In a 30-minute video released earlier in the day, Mr. Prigozhin had described his country’s invasion of Ukraine as a “racket” perpetrated by a corrupt elite chasing money and glory without concern for Russian lives.

For months the Russian war effort has been hampered by the bitter feud between Mr. Prigozhin and top military leaders, whom he has accused in scathing terms of incompetence in conducting the war.

But the accusations Mr. Prigozhin leveled in audio and videotaped messages posted on Friday raised the stakes. Never before had Mr. Prigozhin accused Russia’s military leaders of attacking his forces, nor had asserted in such stark terms that the Kremlin’s stated justification for the war was nonsense.

He accused the Russian minister of defense, Sergei K. Shoigu, of orchestrating a deadly attack with missiles and helicopters on camps to the rear of the Russian lines in Ukraine, where his soldiers of fortune were bivouacked. And he accused Mr. Shoigu of overseeing the strikes himself from the town of Rostov-on-Don in southern Russia, near Ukraine.

The mercenary leader’s claims could not be immediately verified. The Russian defense ministry denied the allegations, saying in a statement that the messages Mr. Prigozhin had posted about supposed strikes on Wagner camps “do not correspond to reality.”

Dmitri S. Peskov, the Kremlin’s spokesman, said that Mr. Putin was “aware of all events around Prigozhin,” according to Interfax, a Russian news agency.

Mr. Prigozhin’s accusations created a ripple effect among Russian pro-war activists, who fear that an open conflict between the army and Wagner forces could threaten the Russian front lines during the Ukrainian counteroffensive. In Ukraine, some viewed his statements as more evidence of internal divisions within the Russian war effort.

In an earlier videotaped speech, Mr. Prigozhin did not explicitly impugn Mr. Putin, instead casting him as a leader being misled by his officials. But in dismissing the Kremlin’s narrative that the invasion was an existential necessity for the Russian nation, Mr. Prigozhin went farther than anyone in Russia’s security establishment in publicly challenging the wisdom of the war.

“The war wasn’t needed to return Russian citizens to our bosom, nor to demilitarize or denazify Ukraine,” Mr. Prigozhin said, referring to Mr. Putin’s initial justifications for the war. “The war was needed so that a bunch of animals could simply exult in glory.”

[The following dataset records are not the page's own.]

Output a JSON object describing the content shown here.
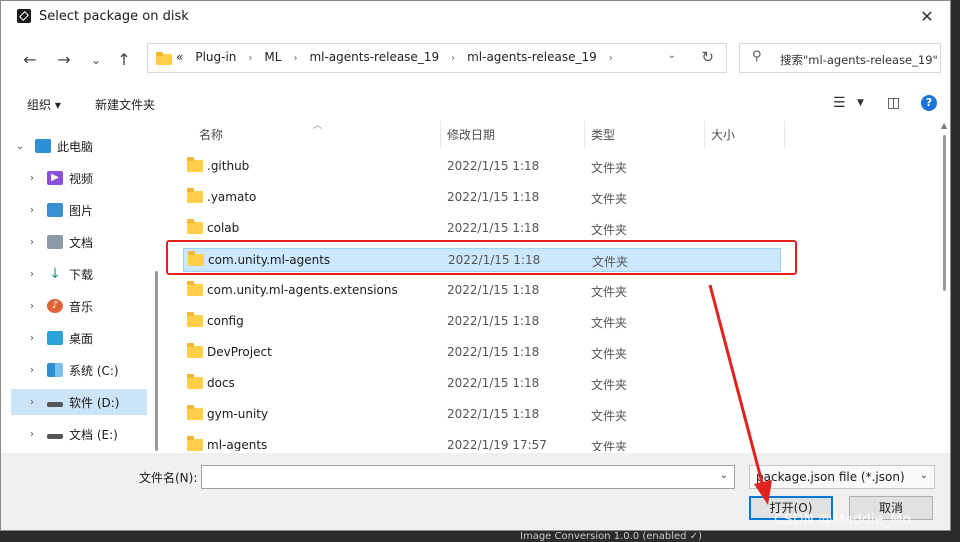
{
  "window": {
    "title": "Select package on disk",
    "close": "✕"
  },
  "nav": {
    "back": "←",
    "forward": "→",
    "recent": "⌄",
    "up": "↑",
    "crumbs": [
      "«",
      "Plug-in",
      "ML",
      "ml-agents-release_19",
      "ml-agents-release_19"
    ],
    "refresh": "↻",
    "search_placeholder": "搜索\"ml-agents-release_19\""
  },
  "toolbar": {
    "organize": "组织 ▾",
    "new_folder": "新建文件夹",
    "help": "?"
  },
  "sidebar": {
    "items": [
      {
        "label": "此电脑",
        "icon": "computer-icon",
        "color": "#2e8fd6"
      },
      {
        "label": "视频",
        "icon": "video-icon",
        "color": "#8a4fd8"
      },
      {
        "label": "图片",
        "icon": "picture-icon",
        "color": "#3a8fd0"
      },
      {
        "label": "文档",
        "icon": "document-icon",
        "color": "#8b99a8"
      },
      {
        "label": "下载",
        "icon": "download-icon",
        "color": "#1f9d6b"
      },
      {
        "label": "音乐",
        "icon": "music-icon",
        "color": "#e0663a"
      },
      {
        "label": "桌面",
        "icon": "desktop-icon",
        "color": "#2aa3d8"
      },
      {
        "label": "系统 (C:)",
        "icon": "windows-drive-icon",
        "color": "#2e8fd6"
      },
      {
        "label": "软件 (D:)",
        "icon": "drive-icon",
        "color": "#555555"
      },
      {
        "label": "文档 (E:)",
        "icon": "drive-icon",
        "color": "#555555"
      }
    ]
  },
  "columns": {
    "name": "名称",
    "modified": "修改日期",
    "type": "类型",
    "size": "大小"
  },
  "files": [
    {
      "name": ".github",
      "date": "2022/1/15 1:18",
      "type": "文件夹"
    },
    {
      "name": ".yamato",
      "date": "2022/1/15 1:18",
      "type": "文件夹"
    },
    {
      "name": "colab",
      "date": "2022/1/15 1:18",
      "type": "文件夹"
    },
    {
      "name": "com.unity.ml-agents",
      "date": "2022/1/15 1:18",
      "type": "文件夹"
    },
    {
      "name": "com.unity.ml-agents.extensions",
      "date": "2022/1/15 1:18",
      "type": "文件夹"
    },
    {
      "name": "config",
      "date": "2022/1/15 1:18",
      "type": "文件夹"
    },
    {
      "name": "DevProject",
      "date": "2022/1/15 1:18",
      "type": "文件夹"
    },
    {
      "name": "docs",
      "date": "2022/1/15 1:18",
      "type": "文件夹"
    },
    {
      "name": "gym-unity",
      "date": "2022/1/15 1:18",
      "type": "文件夹"
    },
    {
      "name": "ml-agents",
      "date": "2022/1/19 17:57",
      "type": "文件夹"
    }
  ],
  "selected_file_index": 3,
  "selected_sidebar_index": 8,
  "bottom": {
    "filename_label": "文件名(N):",
    "filename_value": "",
    "filter": "package.json file (*.json)",
    "open": "打开(O)",
    "cancel": "取消"
  },
  "overlay": {
    "watermark": "CSDN @Maddie_Mo",
    "background_text": "Image Conversion   1.0.0   (enabled ✓)"
  },
  "colors": {
    "annotation": "#e0231c",
    "selection": "#cce8ff",
    "accent": "#0078d7"
  }
}
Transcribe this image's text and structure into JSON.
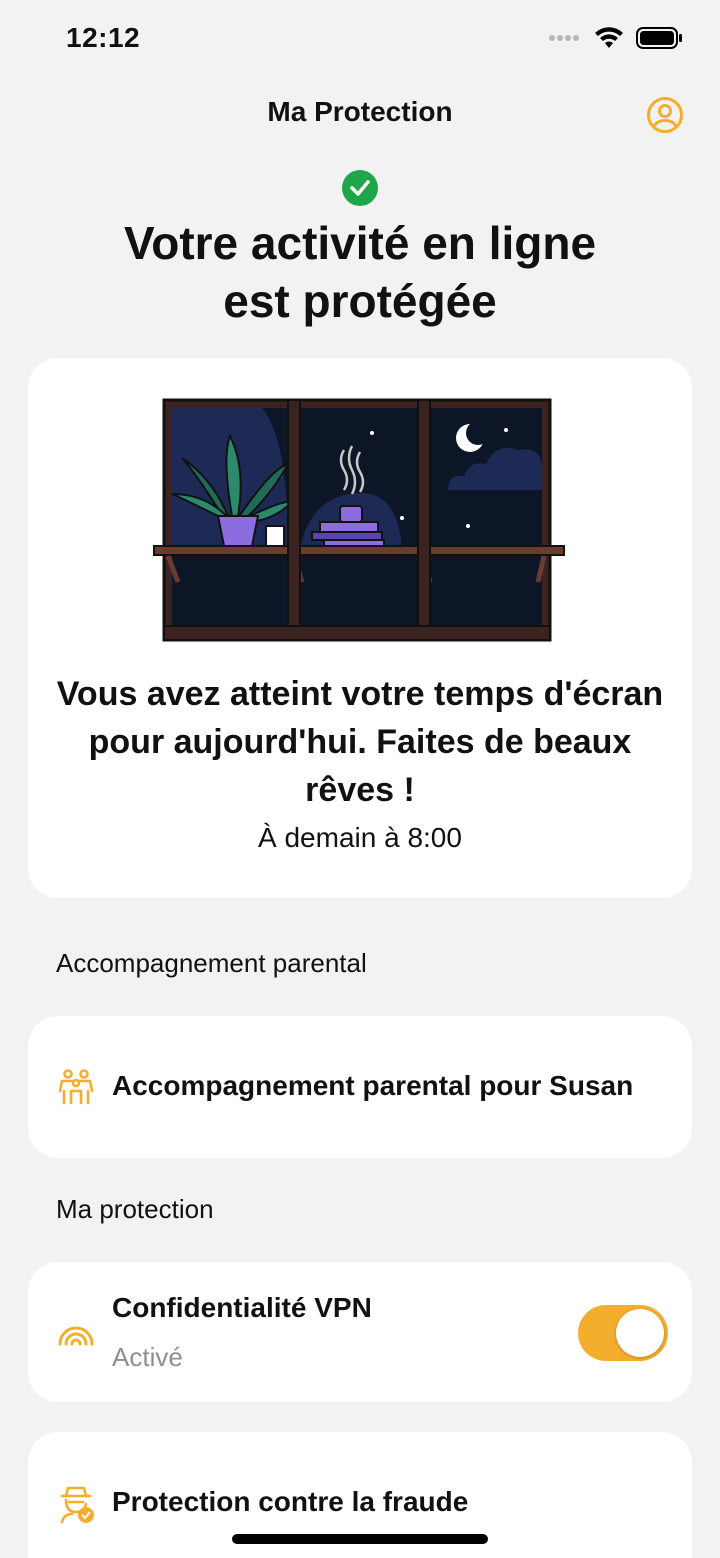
{
  "status_bar": {
    "time": "12:12",
    "icons": [
      "signal-dots-icon",
      "wifi-icon",
      "battery-icon"
    ]
  },
  "header": {
    "title": "Ma Protection",
    "profile_icon": "user-circle-icon"
  },
  "hero": {
    "status_icon": "check-circle-icon",
    "title_line1": "Votre activité en ligne",
    "title_line2": "est protégée"
  },
  "screen_time_card": {
    "illustration": "night-window-shelf-illustration",
    "message": "Vous avez atteint votre temps d'écran pour aujourd'hui. Faites de beaux rêves !",
    "subtitle": "À demain à 8:00"
  },
  "parental_section": {
    "label": "Accompagnement parental",
    "items": [
      {
        "icon": "family-icon",
        "label": "Accompagnement parental pour Susan"
      }
    ]
  },
  "protection_section": {
    "label": "Ma protection",
    "vpn": {
      "icon": "vpn-signal-icon",
      "title": "Confidentialité VPN",
      "status": "Activé",
      "enabled": true
    },
    "fraud": {
      "icon": "fraud-agent-icon",
      "title": "Protection contre la fraude"
    }
  },
  "colors": {
    "accent": "#f3ae2e",
    "success": "#1fa54a",
    "background": "#f2f2f2",
    "card": "#ffffff",
    "secondary_text": "#8e8e93"
  }
}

Friday’s diatribes deepened the enigma of Mr. Prigozhin’s ambiguous role in Mr. Putin’s system. His Wagner troops, composed of veteran fighters as well as thousands of convicts whom Mr. Prigozhin personally recruited from Russian prisons, proved key in capturing the Ukrainian city of Bakhmut in May after a monthslong battle.

But, during the battle for Bakhmut, Mr. Prigozhin also emerged as a populist political figure, excoriating Russia’s military leadership for corruption and for not providing his forces with enough ammunition. His angry recordings and videos posted to the Telegram messaging network cast top military and Kremlin officials as unaware and uncaring of the struggles of regular Russian soldiers.

So far, Mr. Putin has not reined in Mr. Prigozhin, even as his security forces have jailed or fined thousands of Russians for criticizing the military or opposing the war. Some people who know Mr. Putin have said they believe that he still sees Mr. Prigozhin as a loyal servant applying needed pressure on a sprawling military apparatus. Others theorize that the Kremlin has orchestrated Mr. Prigozhin’s tirades against Mr. Shoigu, the defense minister, to deflect blame from Mr. Putin himself.

But Friday’s statements complicated the picture, with Mr. Prigozhin going after not just Mr. Shoigu but also unnamed “oligarchs” around Mr. Putin, while casting the entire official rhetoric around the invasion as a sham. He said there was “nothing out of the ordinary” in Ukraine’s military posture on the eve of the February 2022 invasion — challenging the Kremlin’s justification that Ukraine was on the verge of attacking Russian-backed separatist territory in Ukraine’s east.

“Our holy war with those who offend the Russian people, with those who are trying to humiliate them, has turned into a racket,” he said.

The comments come as Russia fights to hold back Ukraine’s counteroffensive — a fight that Mr. Prigozhin asserted in his video was going much more poorly for Russia than the government was letting on. On Telegram, pro-war commentators quickly pushed back against that assertion, including Igor Girkin, a former paramilitary commander who himself has often criticized Russia’s top brass.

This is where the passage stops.